Loss of precision when using multiple maths functions

[JoaoDiogoDuarte]

Hi,

I am trying to implement a simple function which outputs the correlation coefficient on secret shared values. This function uses multiple mpc.add, mpc.sub, mpc.mul and mpc.div. I have verified that my implementation is correct.

The issue is that since every one of these mpc maths functions causes a slight loss in precision, all of these losses add up and the function output is quite different from the correlation coefficient obtained from the correlation coefficient obtained from the plaintext. For example:

Plainly computed pearson 
-0.6625992397006207
Computed in 0.0014712810516357422 seconds

Securely computed pearson 
-0.5963393168058246
Computed in 0.24330759048461914 seconds

Error between values -0.0662599228947961

Do you know if there is any way to mitigate this, please? I am relatively new to MPyC so I may be missing something obvious!

Thanks! All the best, Joao

[lschoe]

Hi Joao, welcome! So, I assume you are using secure fixed-point numbers via mpc.SecFxp(). Which formula are you using to compute the correlation coefficient?

If you are already using a numerically stable formula, then you can still increase the bit length, e.g. using mpc.SecFxp(64) or mpc.SecFxp(80) to override the use of the default 32-bit fixed-point numbers (16-bit integer part, 16-bit fractional part), with 64-bit or 80-bit numbers. Also, you may need to scale the range of numbers appearing in your inputs.

[JoaoDiogoDuarte]

Good suggestion! I'll try that out and I also changed my implementation to have less mpc divides which also solved part of the issue.

I am using the standard formula as attached to the image:

And I am using SecFxp 64.

Thanks!

[lschoe]

Yeah, sounds good. That formula behaves OK numerically.

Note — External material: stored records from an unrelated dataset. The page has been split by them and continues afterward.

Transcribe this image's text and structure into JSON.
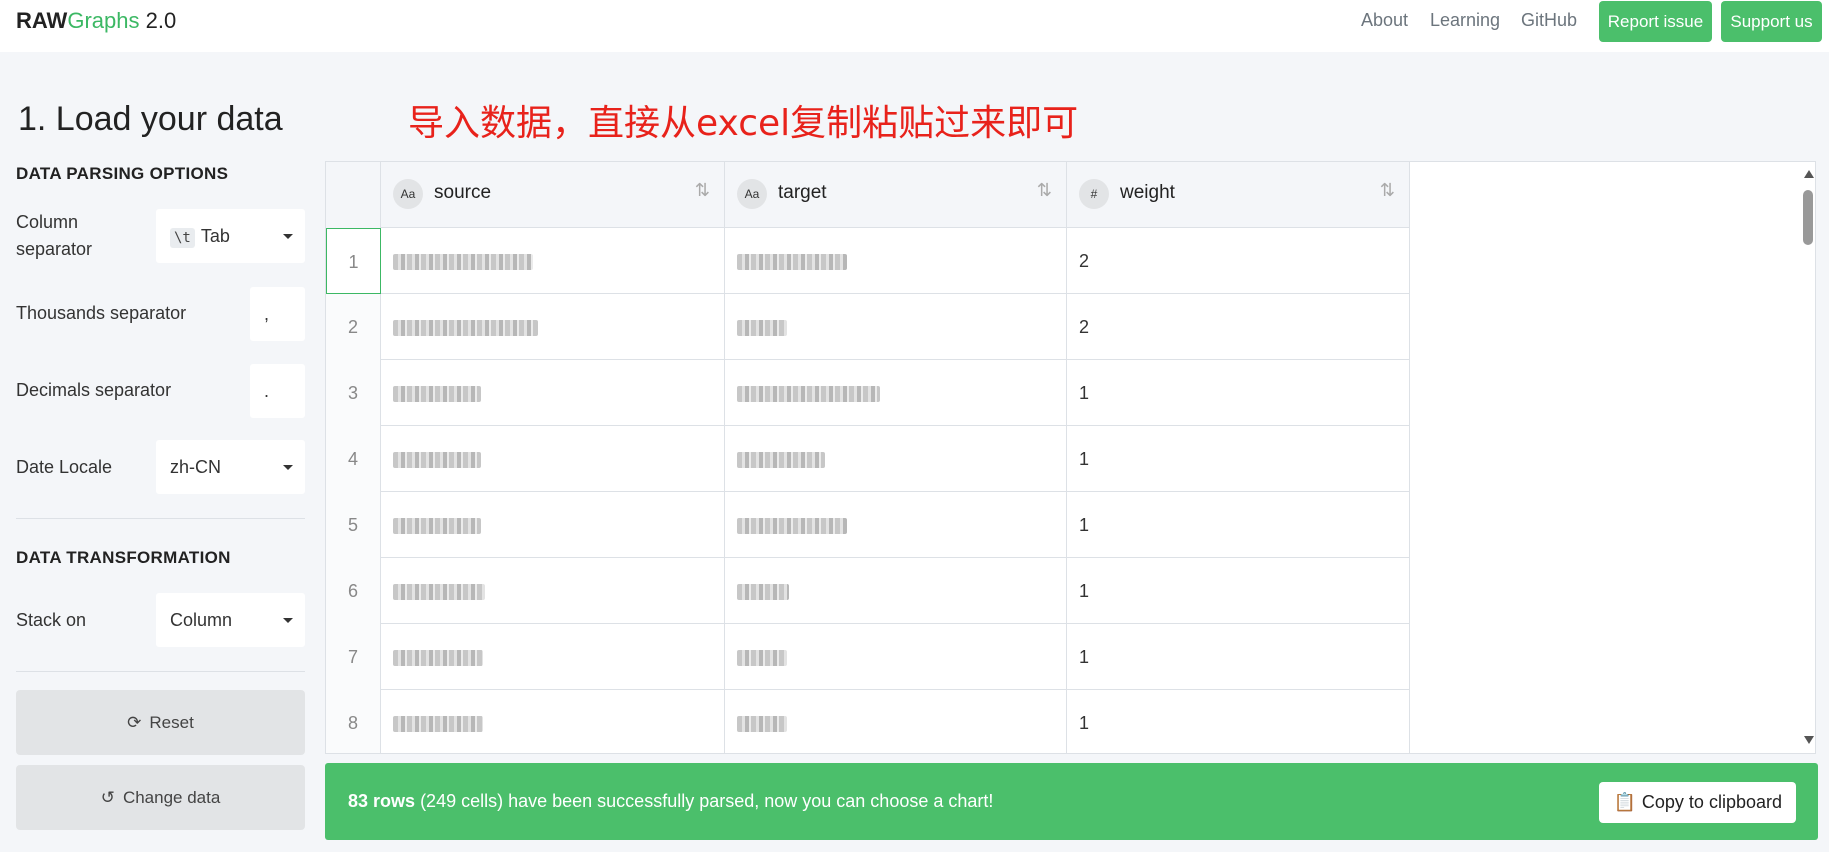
{
  "header": {
    "brand_raw": "RAW",
    "brand_graphs": "Graphs",
    "brand_version": "2.0",
    "nav": [
      "About",
      "Learning",
      "GitHub"
    ],
    "report_issue": "Report issue",
    "support_us": "Support us"
  },
  "step_title": "1. Load your data",
  "annotation": "导入数据，直接从excel复制粘贴过来即可",
  "parsing": {
    "heading": "DATA PARSING OPTIONS",
    "column_separator_label": "Column separator",
    "column_separator_chip": "\\t",
    "column_separator_value": "Tab",
    "thousands_label": "Thousands separator",
    "thousands_value": ",",
    "decimals_label": "Decimals separator",
    "decimals_value": ".",
    "date_locale_label": "Date Locale",
    "date_locale_value": "zh-CN"
  },
  "transformation": {
    "heading": "DATA TRANSFORMATION",
    "stack_on_label": "Stack on",
    "stack_on_value": "Column"
  },
  "buttons": {
    "reset": "Reset",
    "change_data": "Change data"
  },
  "table": {
    "columns": [
      {
        "type": "Aa",
        "name": "source"
      },
      {
        "type": "Aa",
        "name": "target"
      },
      {
        "type": "#",
        "name": "weight"
      }
    ],
    "rows": [
      {
        "index": "1",
        "weight": "2"
      },
      {
        "index": "2",
        "weight": "2"
      },
      {
        "index": "3",
        "weight": "1"
      },
      {
        "index": "4",
        "weight": "1"
      },
      {
        "index": "5",
        "weight": "1"
      },
      {
        "index": "6",
        "weight": "1"
      },
      {
        "index": "7",
        "weight": "1"
      },
      {
        "index": "8",
        "weight": "1"
      }
    ]
  },
  "status": {
    "rows_count": "83 rows",
    "message": "(249 cells) have been successfully parsed, now you can choose a chart!",
    "copy_button": "Copy to clipboard"
  },
  "colors": {
    "accent": "#4bbf6b",
    "brand_green": "#3cb864",
    "annotation_red": "#e8221b"
  }
}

Since it was on the TODO list anyway, I've now added a secure method for the correlation coefficient to MPyC v0.7.10. You can find it in the mpyc.statistics module, method correlation() next to two more methods covariance() and linear_regression(). These methods are the secure equivalents of the ones that were recently added to Python 3.10.0 in the statistics module,

Using the same formula, the implementation of these methods makes use of mpc.in_prod() all the time (and mpc.sum()) to get a good performance. Otherwise, when using secure fixed-point numbers, lots of time would be wasted on secure mpc.trunc()'s if you would for instance write sum(a * b for a, b, in zip(x, y)) instead of mpc.in_prod(x, y).